Aku telah sampai di persimpangan jalan kemudian duduk di halte menunggu bus, untuk pertama kalinya aku tidak menggunakan earphone ku, kata-kata sejin terus terngiang di kepalaku, dia bertanya mengapa aku merasa kosong? Aku sendiri tidak tau.

Tapi satu-satunya yang membuatku bertahan mengunjungi sejung karna hanya itu alasanku keluar rumah, jika tidak ada jadwal konsultasi dengan sejung kegiatanku hanya berdiam diri dirumah menulis bab demi bab novel, sebenarnya, aku tidak masalah melakukannya karna itu pekerjaanku, aku seorang penulis novel, jika ditanya pekerjaan ini menguntungkan atau tidak tentu bisa dikatakan menguntungkan.

Aku bisa tinggal di salah satu apartemen mewah di gangnam, bisa membeli apapun yang aku mau juga bisa membayar Sejung, kau pasti bisa membayangkan seberapa terkenalnya aku bukan? Tapi aku tidak begitu, aku memilih menyembunyikan identitasku dan menggunakan nama pena, itu sangat mudah untukku karna Evan adalah seorang penulis terkenal, sebenarnya itu juga yang membuatku bertemu dengan Evan. 14 tahun lagi di kota kecil di new york, hari-hari gelap ketika semua kebahagiaanku direnggut dan satu-satunya yang kulakukan hanya menulis, dan itu membuat suster Maria jengkel, dia membuang semua hasil tulisanku dan aku menangis sejadi-jadinya kemudian Evan datang, dia mengambil tulisanku lalu membacanya dan menyuruh suster Maria untuk pergi.

Aku mengenal Evan sebagai jemaat yang sering datang ke Gereja, hari itu saat Evan membaca tulisanku dia berkata "tulisanmu indah, seperti namamu" dan sejak itu bisa dibilang Evanlah yang menghidupiku, dia juga yang membantuku pindah dari new york kembali ke korea, negara asalku. Dia bahkan sampai mencarikanku orang tua asuh disini, awalnya aku sangat senang membayangkan seorang gadis kecil yang kesepian mendapatkan keluarga baru di negara asalnya, Evan adalah malaikatku. Tapi setelah tiba di korea untuk pertama kalinya, aku ingin mengutuk diriku sendiri karena membiarkan Evan membawaku kesini.

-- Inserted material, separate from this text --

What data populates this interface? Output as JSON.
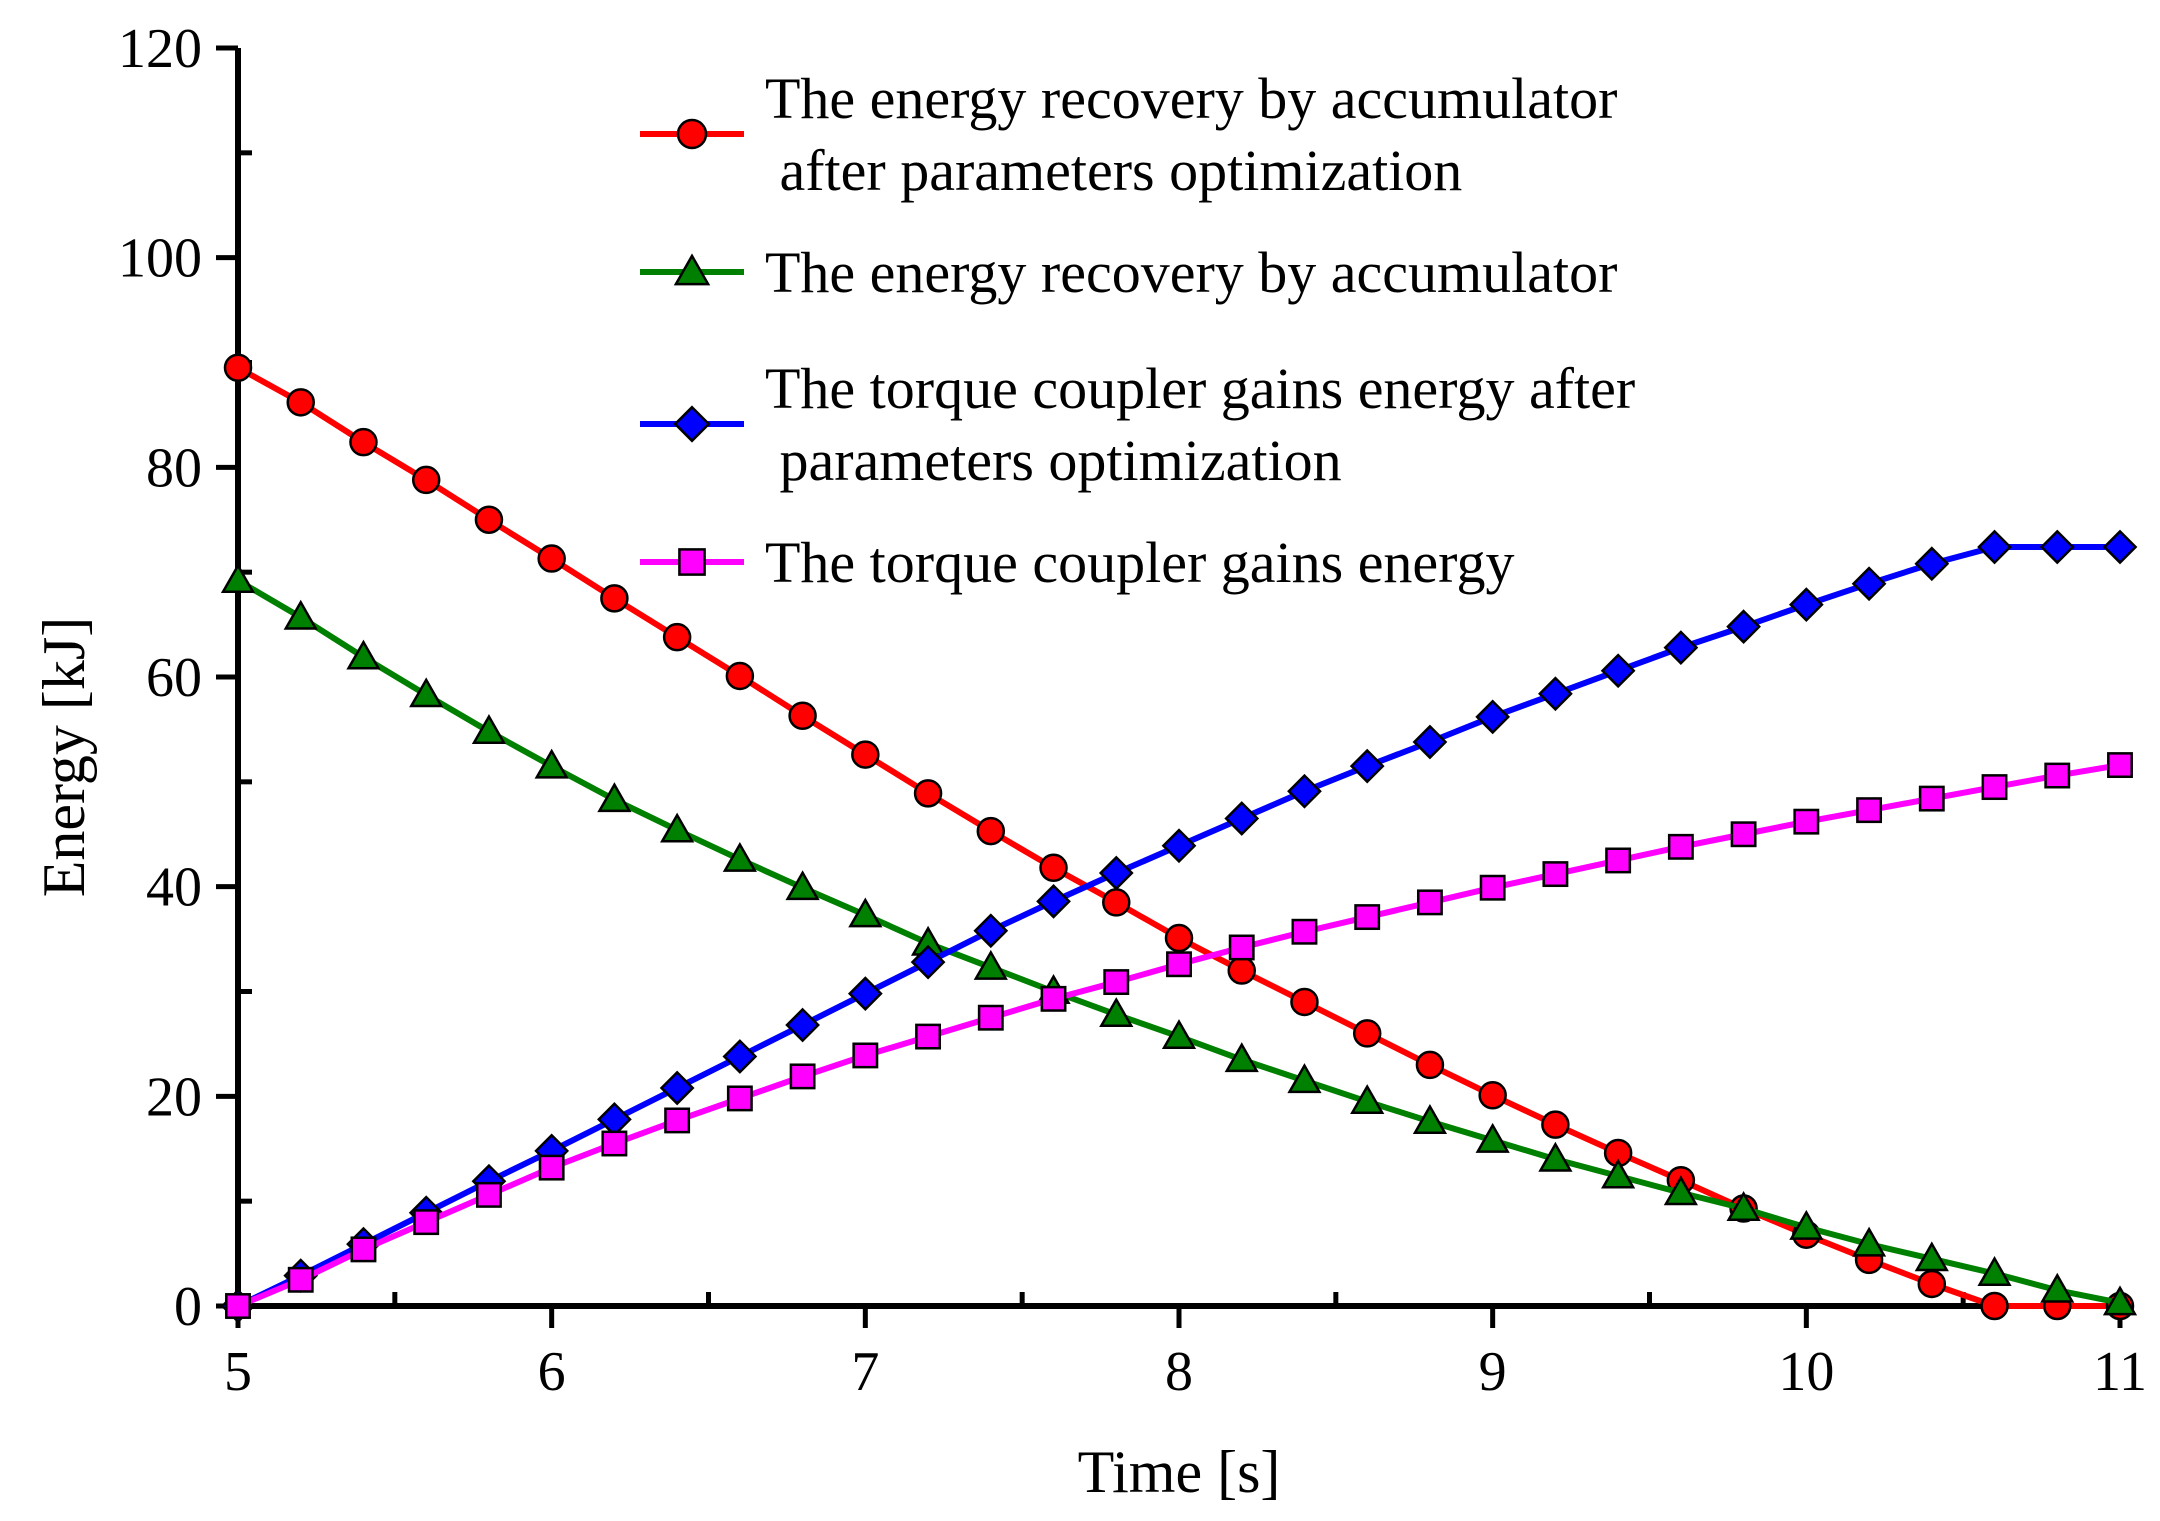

Mengingat masa lalu selalu membuat kepalaku pusing, perasaan frustasi dan marah pada diriku sendiri lebih mendominasi, aku selalu membutuhkan pil-pil tidur itu tapi sekarang aku sedang berada di luar jadi aku tidak bisa melakukannya. Suara berisik mengalihkan fikiranku, disampingku aku melihat kerumunan anak SMA yang sedang tertawa sambil membawa sesua- ahh aku tau, itu lightstick. Stick yang memancarkan cahaya yang sering para fangirl bawa untuk mendukung idolanya.

Tawa mereka benar-benar mengganggu, apalagi segala aceccoris murahan yang mereka pakai memberi lebih banyak kesan bodoh pada mereka, rasanya aku ingin menghampiri mereka dan memberitahu bahwa saat aku seusia mereka yang aku lakukan jauh lebih berguna, yaitu membunuh orang.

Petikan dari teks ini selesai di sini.